Sometime around three p.m. in the afternoon Ramirez was in the precinct and he got a call from Officer Christine O’Hara. The Officer was attending a call out from a woman walking her dog in Fort Greene Park.

‘Ramirez here, what can I do for you Officer?’

‘We have an unconscious girl fitting the description of Tamika Achebe. The first girl to go missing?  She was found lying on a park bench by a Mrs. Lusardi who was out with her dog. Sir, the park is two streets away from her home.’

Ramirez turned to Finch and told him they have the first girl. Stone listened intently.

Ramirez went back to the call, ‘Is she alive Officer?’

‘Yes Sir. She’s unresponsive though, appears to have been drugged but...she is alive.’

‘Has she been...’ Ramirez halted for a moment realizing that Stone was sitting in the office, but it was his duty to ask the question. ‘...was she sexually assaulted?’

‘Can’t say for sure Sir,’ said O’Hara. ‘There’s some evidence of blood down there but I’ll have to leave that to the docs.’

‘Have uniforms tape the area off O’Hara and keep people away at all costs, especially the media, you understand?’

‘Perfectly Sir.’

‘When is she being shipped out to hospital? And where will she be taken?’

‘Any minute Sir, they’re loading the gurney now, she’ll go to King’s County.’

‘Next of kin Officer?’ asked Ramirez.

‘The mother’s here now, news has spread pretty fast, the dog lady knows someone who knows the family etc. etc. You never saw someone so happy who couldn't stop crying. She’s going with Tamika in the ambulance.’

‘Good job O’Hara, I’ll be with you in thirty minutes max.’

Finch was already placing a colored pushpin to mark the location where the girl been found in the park on the map below Tamika’s details on the wall. He walked over to Stone and put a hand on his shoulder, ‘She’s alive, Stone.’

Stone knew what finch was trying to do, he stared out of the window, it didn’t ease the deep seated panic that started in his stomach and filled his whole chest with acrid bile.
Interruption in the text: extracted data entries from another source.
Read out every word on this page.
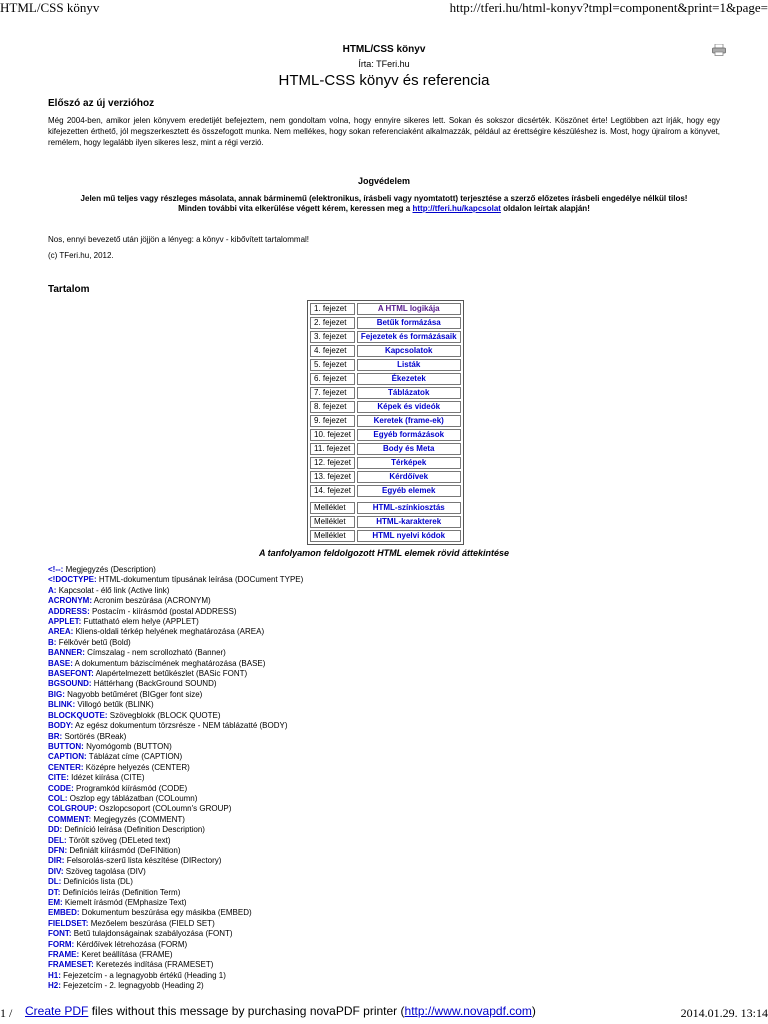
HTML/CSS könyv	http://tferi.hu/html-konyv?tmpl=component&print=1&page=
HTML/CSS könyv
Írta: TFeri.hu
HTML-CSS könyv és referencia
Előszó az új verzióhoz

Még 2004-ben, amikor jelen könyvem eredetijét befejeztem, nem gondoltam volna, hogy ennyire sikeres lett. Sokan és sokszor dicsérték. Köszönet érte! Legtöbben azt írják, hogy egy kifejezetten érthető, jól megszerkesztett és összefogott munka. Nem mellékes, hogy sokan referenciaként alkalmazzák, például az érettségire készüléshez is. Most, hogy újraírom a könyvet, remélem, hogy legalább ilyen sikeres lesz, mint a régi verzió.

Jogvédelem
Jelen mű teljes vagy részleges másolata, annak bárminemű (elektronikus, írásbeli vagy nyomtatott) terjesztése a szerző előzetes írásbeli engedélye nélkül tilos!
Minden további vita elkerülése végett kérem, keressen meg a http://tferi.hu/kapcsolat oldalon leírtak alapján!
Nos, ennyi bevezető után jöjjön a lényeg: a könyv - kibővített tartalommal!
(c) TFeri.hu, 2012.
Tartalom
1. fejezet	A HTML logikája
2. fejezet	Betűk formázása
3. fejezet	Fejezetek és formázásaik
4. fejezet	Kapcsolatok
5. fejezet	Listák
6. fejezet	Ékezetek
7. fejezet	Táblázatok
8. fejezet	Képek és videók
9. fejezet	Keretek (frame-ek)
10. fejezet	Egyéb formázások
11. fejezet	Body és Meta
12. fejezet	Térképek
13. fejezet	Kérdőívek
14. fejezet	Egyéb elemek

Melléklet	HTML-színkiosztás
Melléklet	HTML-karakterek
Melléklet	HTML nyelvi kódok
A tanfolyamon feldolgozott HTML elemek rövid áttekintése
<!--: Megjegyzés (Description)
<!DOCTYPE: HTML-dokumentum típusának leírása (DOCument TYPE)
A: Kapcsolat - élő link (Active link)
ACRONYM: Acronim beszúrása (ACRONYM)
ADDRESS: Postacím - kiírásmód (postal ADDRESS)
APPLET: Futtatható elem helye (APPLET)
AREA: Kliens-oldali térkép helyének meghatározása (AREA)
B: Félkövér betű (Bold)
BANNER: Címszalag - nem scrollozható (Banner)
BASE: A dokumentum báziscímének meghatározása (BASE)
BASEFONT: Alapértelmezett betűkészlet (BASic FONT)
BGSOUND: Háttérhang (BackGround SOUND)
BIG: Nagyobb betűméret (BIGger font size)
BLINK: Villogó betűk (BLINK)
BLOCKQUOTE: Szövegblokk (BLOCK QUOTE)
BODY: Az egész dokumentum törzsrésze - NEM táblázatté (BODY)
BR: Sortörés (BReak)
BUTTON: Nyomógomb (BUTTON)
CAPTION: Táblázat címe (CAPTION)
CENTER: Középre helyezés (CENTER)
CITE: Idézet kiírása (CITE)
CODE: Programkód kiírásmód (CODE)
COL: Oszlop egy táblázatban (COLoumn)
COLGROUP: Oszlopcsoport (COLoumn's GROUP)
COMMENT: Megjegyzés (COMMENT)
DD: Definíció leírása (Definition Description)
DEL: Törölt szöveg (DELeted text)
DFN: Definiált kiírásmód (DeFINition)
DIR: Felsorolás-szerű lista készítése (DIRectory)
DIV: Szöveg tagolása (DIV)
DL: Definíciós lista (DL)
DT: Definíciós leírás (Definition Term)
EM: Kiemelt írásmód (EMphasize Text)
EMBED: Dokumentum beszúrása egy másikba (EMBED)
FIELDSET: Mezőelem beszúrása (FIELD SET)
FONT: Betű tulajdonságainak szabályozása (FONT)
FORM: Kérdőívek létrehozása (FORM)
FRAME: Keret beállítása (FRAME)
FRAMESET: Keretezés indítása (FRAMESET)
H1: Fejezetcím - a legnagyobb értékű (Heading 1)
H2: Fejezetcím - 2. legnagyobb (Heading 2)
1 / Create PDF files without this message by purchasing novaPDF printer (http://www.novapdf.com)	2014.01.29. 13:14
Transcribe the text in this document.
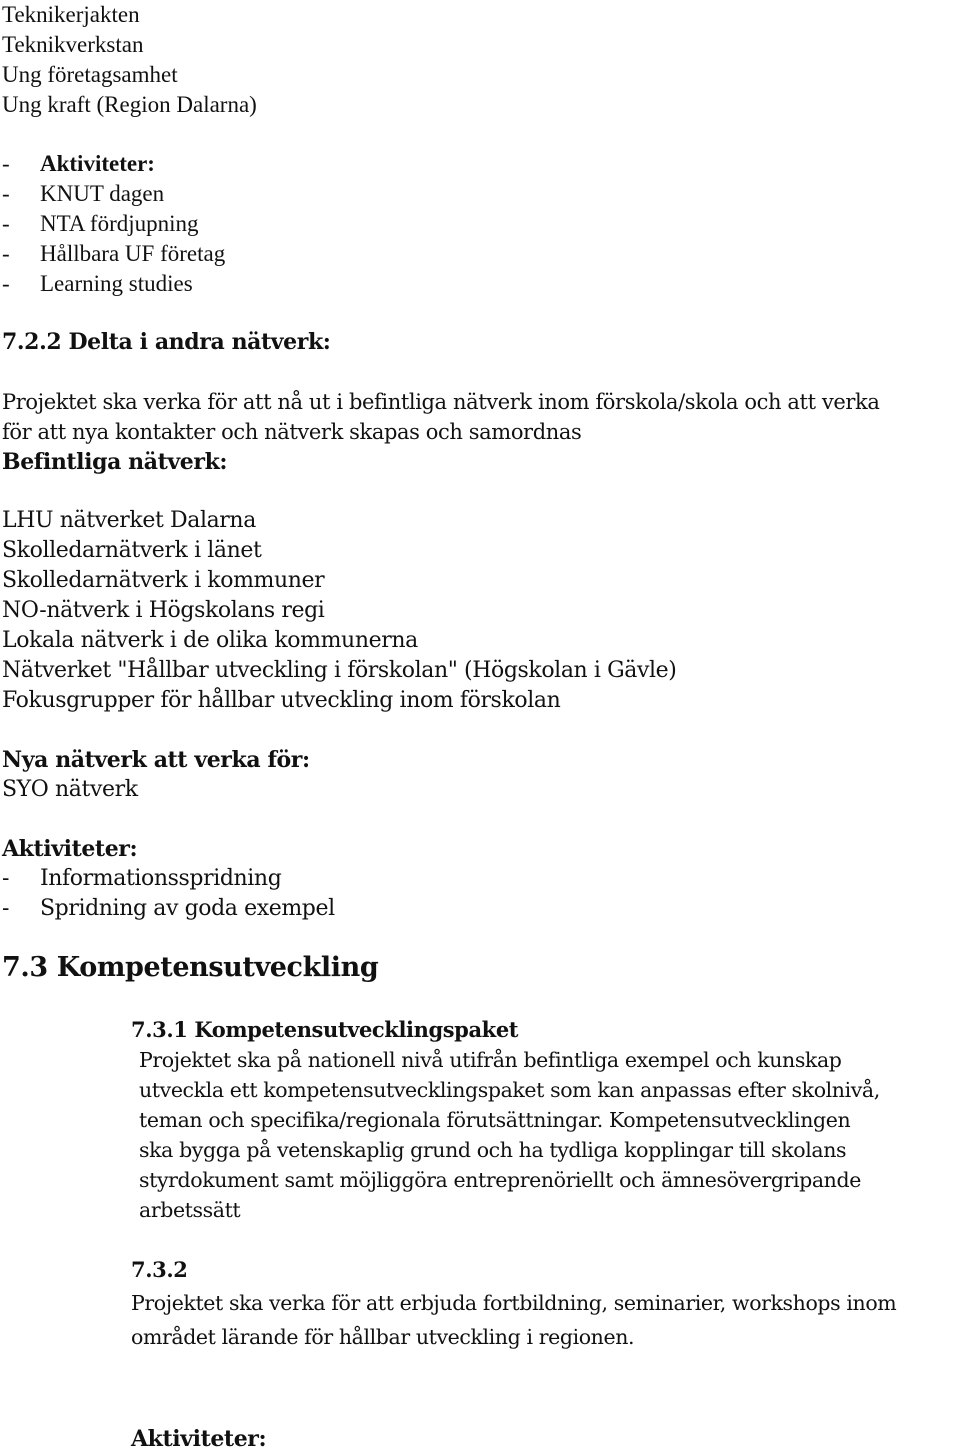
Teknikerjakten

Teknikverkstan

Ung företagsamhet

Ung kraft (Region Dalarna)

- Aktiviteter:

- KNUT dagen

- NTA fördjupning

- Hållbara UF företag

- Learning studies

7.2.2 Delta i andra nätverk:

Projektet ska verka för att nå ut i befintliga nätverk inom förskola/skola och att verka

för att nya kontakter och nätverk skapas och samordnas

Befintliga nätverk:

LHU nätverket Dalarna

Skolledarnätverk i länet

Skolledarnätverk i kommuner

NO-nätverk i Högskolans regi

Lokala nätverk i de olika kommunerna

Nätverket "Hållbar utveckling i förskolan" (Högskolan i Gävle)

Fokusgrupper för hållbar utveckling inom förskolan

Nya nätverk att verka för:

SYO nätverk

Aktiviteter:

- Informationsspridning

- Spridning av goda exempel

7.3 Kompetensutveckling

7.3.1 Kompetensutvecklingspaket

Projektet ska på nationell nivå utifrån befintliga exempel och kunskap
utveckla ett kompetensutvecklingspaket som kan anpassas efter skolnivå,
teman och specifika/regionala förutsättningar. Kompetensutvecklingen
ska bygga på vetenskaplig grund och ha tydliga kopplingar till skolans
styrdokument samt möjliggöra entreprenöriellt och ämnesövergripande
arbetssätt

7.3.2

Projektet ska verka för att erbjuda fortbildning, seminarier, workshops inom

området lärande för hållbar utveckling i regionen.

Aktiviteter:
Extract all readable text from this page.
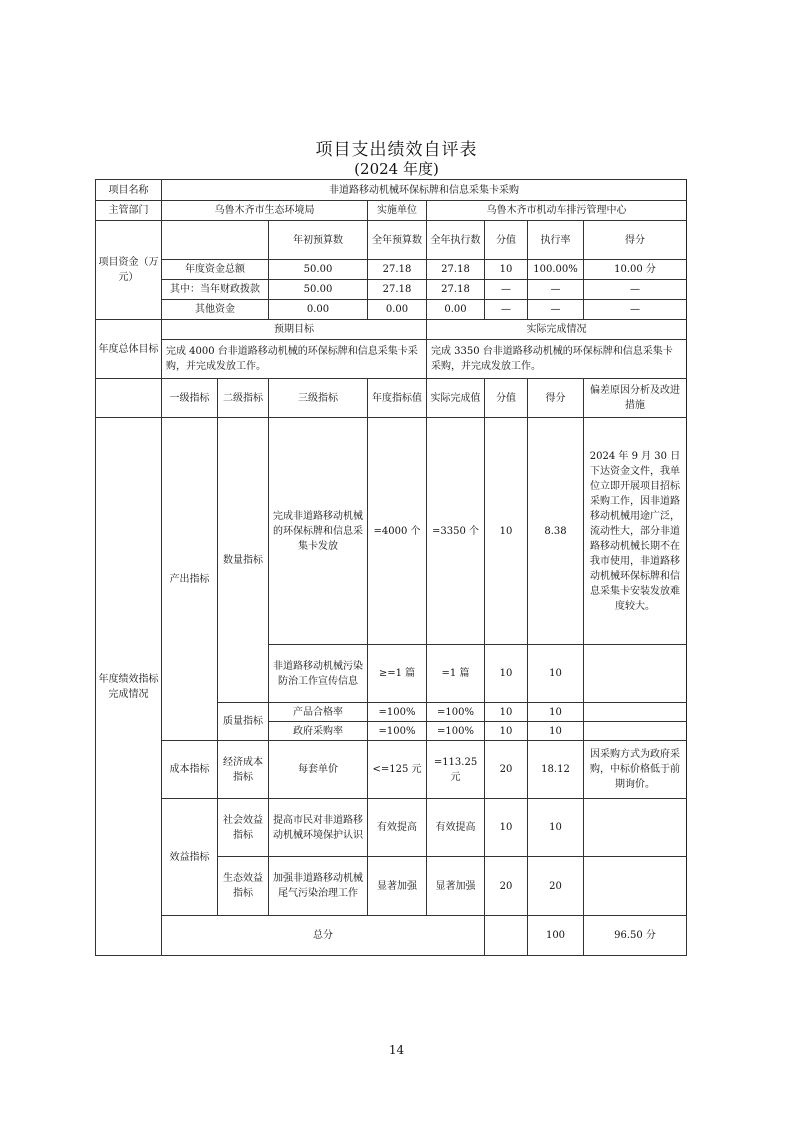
项目支出绩效自评表
(2024 年度)
项目名称	非道路移动机械环保标牌和信息采集卡采购								
主管部门	乌鲁木齐市生态环境局			实施单位	乌鲁木齐市机动车排污管理中心				
项目资金（万元）			年初预算数	全年预算数	全年执行数	分值	执行率	得分	
	年度资金总额		50.00	27.18	27.18	10	100.00%	10.00 分	
	其中：当年财政拨款		50.00	27.18	27.18	—	—	—	
	其他资金		0.00	0.00	0.00	—	—	—	
年度总体目标	预期目标				实际完成情况				
	完成 4000 台非道路移动机械的环保标牌和信息采集卡采购，并完成发放工作。				完成 3350 台非道路移动机械的环保标牌和信息采集卡采购，并完成发放工作。				
	一级指标	二级指标	三级指标	年度指标值	实际完成值	分值	得分	偏差原因分析及改进措施	
年度绩效指标完成情况	产出指标	数量指标	完成非道路移动机械的环保标牌和信息采集卡发放	=4000 个	=3350 个	10	8.38	2024 年 9 月 30 日下达资金文件，我单位立即开展项目招标采购工作，因非道路移动机械用途广泛，流动性大，部分非道路移动机械长期不在我市使用，非道路移动机械环保标牌和信息采集卡安装发放难度较大。	
			非道路移动机械污染防治工作宣传信息	≥=1 篇	=1 篇	10	10		
		质量指标	产品合格率	=100%	=100%	10	10		
			政府采购率	=100%	=100%	10	10		
	成本指标	经济成本指标	每套单价	<=125 元	=113.25 元	20	18.12	因采购方式为政府采购，中标价格低于前期询价。	
	效益指标	社会效益指标	提高市民对非道路移动机械环境保护认识	有效提高	有效提高	10	10		
		生态效益指标	加强非道路移动机械尾气污染治理工作	显著加强	显著加强	20	20		
	总分						100	96.50 分	
14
Ramirez arranged for a CSI team to accompany him to the scene, he told Finch to keep working on the leads that they had. Stone stood up and said he’s going with him. Ramirez shot him down, ‘The best place for you is right here Stone, I know it’s tough but you’ll only get in the way.’

Stone knew he was right, but he needed to do something soon he thought, otherwise he’d go crazy. The words ‘sexually assaulted’ were playing over in his head.

 

Mac left the house the same way as he entered; he walked calmly over to the rental and drove away. He waited until he was a few streets clear of the house before sending the information to Finch. He text the plate of the car and attached a photo of the dead man and then called Stone.

Stone picked up and said, ‘Finch just got the info buddy, you okay?’

‘Never mind about me, how are you holding up? Any news?’

‘They’ve just found the first girl that went missing. She’d been drugged Mac but she’s alive. Ramirez is heading over there right now.’

Mac didn’t know what the right response was, Stone would be so worried about Laura, the only news he wanted to hear was that she was home, safe and well. ‘That’s something mate?’ he said. Stone didn’t answer. He was still deep in thought, yet he was trying to stay positive.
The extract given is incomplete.